O chamado passaporte sanitário, ou passaporte da vacina, é uma medida que vem sendo adotada por estados e municípios por meio da qual se exige a comprovação da vacinação contra a Covid-19 como condicionante ao acesso a determinados lugares.

Na cidade de São Paulo, em 27 de agosto de 2021 foi publicado o Decreto Municipal nº 60.488, que estabeleceu a necessidade do passaporte da vacina para acesso a estabelecimentos e serviços pertencentes ao setor de eventos, tais como shows, feiras, congressos e jogos, com público superior a 500 pessoas.

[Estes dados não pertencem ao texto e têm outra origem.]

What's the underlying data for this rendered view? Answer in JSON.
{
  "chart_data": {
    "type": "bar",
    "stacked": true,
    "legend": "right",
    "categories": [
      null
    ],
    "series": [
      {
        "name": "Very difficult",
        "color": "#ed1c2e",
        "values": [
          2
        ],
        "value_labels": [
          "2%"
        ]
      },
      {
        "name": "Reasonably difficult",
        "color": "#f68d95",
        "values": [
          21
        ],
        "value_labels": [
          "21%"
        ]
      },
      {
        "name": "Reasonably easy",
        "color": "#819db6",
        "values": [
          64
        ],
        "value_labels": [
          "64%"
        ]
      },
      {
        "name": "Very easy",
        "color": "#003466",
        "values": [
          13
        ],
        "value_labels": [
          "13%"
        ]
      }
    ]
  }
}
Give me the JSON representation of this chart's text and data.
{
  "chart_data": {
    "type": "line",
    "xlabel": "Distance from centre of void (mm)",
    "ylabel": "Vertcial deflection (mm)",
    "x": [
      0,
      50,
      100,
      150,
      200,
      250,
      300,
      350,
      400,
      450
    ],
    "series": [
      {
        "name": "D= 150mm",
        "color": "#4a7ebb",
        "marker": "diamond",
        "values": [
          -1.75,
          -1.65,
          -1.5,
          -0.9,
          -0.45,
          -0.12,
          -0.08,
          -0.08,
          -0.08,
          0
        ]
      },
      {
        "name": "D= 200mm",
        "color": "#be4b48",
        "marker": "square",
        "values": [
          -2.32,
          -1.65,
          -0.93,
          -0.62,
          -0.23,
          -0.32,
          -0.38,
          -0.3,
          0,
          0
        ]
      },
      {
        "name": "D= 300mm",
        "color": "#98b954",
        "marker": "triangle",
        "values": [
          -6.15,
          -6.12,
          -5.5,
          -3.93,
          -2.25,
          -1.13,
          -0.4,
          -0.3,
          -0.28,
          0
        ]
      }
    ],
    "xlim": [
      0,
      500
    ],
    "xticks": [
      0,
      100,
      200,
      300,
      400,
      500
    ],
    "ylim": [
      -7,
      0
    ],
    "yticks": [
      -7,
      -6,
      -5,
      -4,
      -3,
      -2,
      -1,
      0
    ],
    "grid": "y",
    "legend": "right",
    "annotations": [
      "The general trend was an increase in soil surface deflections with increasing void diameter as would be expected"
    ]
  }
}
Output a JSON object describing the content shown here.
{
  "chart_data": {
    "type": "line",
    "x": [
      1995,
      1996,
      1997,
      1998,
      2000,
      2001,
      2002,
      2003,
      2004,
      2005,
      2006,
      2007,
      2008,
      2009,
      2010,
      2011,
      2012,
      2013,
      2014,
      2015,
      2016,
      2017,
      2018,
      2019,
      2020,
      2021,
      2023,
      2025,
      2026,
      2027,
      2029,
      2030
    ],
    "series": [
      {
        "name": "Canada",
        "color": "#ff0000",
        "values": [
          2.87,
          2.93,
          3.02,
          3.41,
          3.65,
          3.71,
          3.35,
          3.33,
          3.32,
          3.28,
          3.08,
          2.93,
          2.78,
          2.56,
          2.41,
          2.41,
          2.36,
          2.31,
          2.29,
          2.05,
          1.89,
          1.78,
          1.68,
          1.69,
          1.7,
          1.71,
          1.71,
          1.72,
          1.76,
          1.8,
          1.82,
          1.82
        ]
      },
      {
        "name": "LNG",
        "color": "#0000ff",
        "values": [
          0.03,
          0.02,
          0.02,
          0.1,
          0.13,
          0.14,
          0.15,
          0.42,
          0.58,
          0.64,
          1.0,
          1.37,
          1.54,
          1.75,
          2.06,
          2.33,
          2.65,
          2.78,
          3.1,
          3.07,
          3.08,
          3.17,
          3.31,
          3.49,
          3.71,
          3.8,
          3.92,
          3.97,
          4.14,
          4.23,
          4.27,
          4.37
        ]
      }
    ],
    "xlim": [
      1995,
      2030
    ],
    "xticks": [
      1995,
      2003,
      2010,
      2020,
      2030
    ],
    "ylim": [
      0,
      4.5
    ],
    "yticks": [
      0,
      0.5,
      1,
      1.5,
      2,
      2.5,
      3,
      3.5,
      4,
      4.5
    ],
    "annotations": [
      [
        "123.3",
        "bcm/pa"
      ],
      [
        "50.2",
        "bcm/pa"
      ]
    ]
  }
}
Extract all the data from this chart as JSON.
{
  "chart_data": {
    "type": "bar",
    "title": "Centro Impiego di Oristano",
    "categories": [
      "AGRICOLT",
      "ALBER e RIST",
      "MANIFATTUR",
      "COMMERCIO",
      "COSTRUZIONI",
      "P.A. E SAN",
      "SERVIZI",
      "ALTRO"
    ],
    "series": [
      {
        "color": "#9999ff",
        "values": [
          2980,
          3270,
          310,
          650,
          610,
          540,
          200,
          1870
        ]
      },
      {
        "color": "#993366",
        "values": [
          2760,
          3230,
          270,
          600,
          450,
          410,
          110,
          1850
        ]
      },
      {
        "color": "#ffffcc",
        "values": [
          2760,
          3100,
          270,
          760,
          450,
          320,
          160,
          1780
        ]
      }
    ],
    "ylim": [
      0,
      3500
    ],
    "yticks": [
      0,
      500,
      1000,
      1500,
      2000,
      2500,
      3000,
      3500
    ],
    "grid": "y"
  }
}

À época se exigiu, no mínimo, a comprovação da primeira dose da vacina.

Mais recentemente, no último dia 7, foi editado o Decreto nº 60.989, que ampliou a exigência para estabelecimentos que promoverem festas e bailes, inclusive clubes ou casas noturnas, independentemente da quantidade de pessoas. Além disso, em razão do avanço da vacinação em São Paulo, passou a ser exigida a comprovação das duas doses da vacina.

Aos demais estabelecimentos que não integram o setor de eventos, o decreto somente recomenda a adoção do passaporte da vacina para acesso das pessoas às suas dependências [1]. Portanto, pelo menos por ora, não há obrigatoriedade da exigência para museus e demais equipamentos culturais.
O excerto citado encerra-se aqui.